Pourquoi ont-ils tué Jean Jaurès ? C'est en sortant de son travail au journal l'Humanité, le 31 juillet 1914, que Jean Jaurès se rend au café du croissant, rue Montmartre, il y sera assassiné de deux balles dans la tête tirée à bout portant par un étudiant nationaliste de droite : Raoul Villain.

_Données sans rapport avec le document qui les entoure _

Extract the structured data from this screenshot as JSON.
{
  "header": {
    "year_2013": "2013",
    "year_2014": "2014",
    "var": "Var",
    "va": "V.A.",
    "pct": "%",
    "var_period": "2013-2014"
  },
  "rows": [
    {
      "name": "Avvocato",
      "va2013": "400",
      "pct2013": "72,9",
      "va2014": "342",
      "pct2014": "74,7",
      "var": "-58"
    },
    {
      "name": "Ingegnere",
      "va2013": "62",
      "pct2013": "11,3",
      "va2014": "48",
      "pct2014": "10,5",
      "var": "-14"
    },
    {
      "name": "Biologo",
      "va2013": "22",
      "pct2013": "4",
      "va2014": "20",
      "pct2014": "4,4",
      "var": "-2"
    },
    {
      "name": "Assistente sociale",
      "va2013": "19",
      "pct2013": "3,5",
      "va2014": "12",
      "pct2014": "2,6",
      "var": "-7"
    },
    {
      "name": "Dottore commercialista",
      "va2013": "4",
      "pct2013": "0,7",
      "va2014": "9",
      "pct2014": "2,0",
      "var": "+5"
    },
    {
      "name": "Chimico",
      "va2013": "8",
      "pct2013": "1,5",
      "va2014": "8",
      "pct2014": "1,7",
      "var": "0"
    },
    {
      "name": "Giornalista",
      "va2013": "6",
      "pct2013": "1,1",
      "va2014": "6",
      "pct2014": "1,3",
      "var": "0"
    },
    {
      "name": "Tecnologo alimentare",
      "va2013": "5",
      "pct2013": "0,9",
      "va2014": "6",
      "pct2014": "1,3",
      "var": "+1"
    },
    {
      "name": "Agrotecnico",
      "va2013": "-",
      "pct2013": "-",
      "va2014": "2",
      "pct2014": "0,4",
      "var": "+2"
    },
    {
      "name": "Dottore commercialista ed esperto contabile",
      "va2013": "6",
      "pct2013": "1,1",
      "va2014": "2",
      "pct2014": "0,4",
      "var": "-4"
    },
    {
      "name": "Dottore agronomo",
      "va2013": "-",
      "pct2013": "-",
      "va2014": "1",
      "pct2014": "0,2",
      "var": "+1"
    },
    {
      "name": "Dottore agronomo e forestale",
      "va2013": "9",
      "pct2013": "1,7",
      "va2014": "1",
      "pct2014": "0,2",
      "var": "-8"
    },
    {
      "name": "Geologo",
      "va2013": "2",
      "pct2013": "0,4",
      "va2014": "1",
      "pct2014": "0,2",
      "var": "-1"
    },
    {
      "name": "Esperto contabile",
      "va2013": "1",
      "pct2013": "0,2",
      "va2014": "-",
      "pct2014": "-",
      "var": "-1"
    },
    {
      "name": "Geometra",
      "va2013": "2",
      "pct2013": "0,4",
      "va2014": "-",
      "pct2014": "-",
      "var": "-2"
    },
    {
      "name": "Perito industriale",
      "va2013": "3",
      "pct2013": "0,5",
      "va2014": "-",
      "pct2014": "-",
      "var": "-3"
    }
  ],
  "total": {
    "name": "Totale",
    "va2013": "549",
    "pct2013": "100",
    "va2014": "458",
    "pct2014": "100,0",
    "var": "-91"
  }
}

La défense acharnée de Dreyfus, qu'il croyait au départ coupable, et surtout son engagement pacifique contre la guerre qui gronde, lui avait assuré une haine viscérale de la part des milieux nationalistes.
Mais Jean Jaurès n'était pas non plus toujours apprécié de sa famille politique. La communion de sa fille le verra taxé d'esprit bourgeois et son réformisme agacera plus d'une fois les partisans du grand soir. Son assassinat intervient trois jours avant le déclenchement de la gigantesque boucherie de 14-18. La mort du leader pacifiste annonce la fin des espérances de paix, seuls les millions de morts et l'horreur du massacre donneront finalement raison à Jaurès. Son meurtrier purgera 56 mois de détention préventive avant d'être finalement acquitté lors d'un procès aux Assises en 1919 au lendemain de la guerre. C'est même la veuve de Jaurès qui devra régler à cette occasion les frais de justice. D'autres se chargeront de rendre la justice à leur manière. Raoul Villain, réfugié sur l'île d'Ibiza dans les Baléares, sera assassiné à son tour le 17 septembre 1936, par les républicains espagnols. On en était alors qu'aux préparatifs d'un second conflit mondial qui n'eut rien à envier au premier en termes de barbarie. Lors de sa victoire en mai 1981, François Mitterrand se rendit au Panthéon pour saluer les tombes de Jean Moulin, celle de Victor Schoelcher et s'incliner devant celle de Jean Jaurès.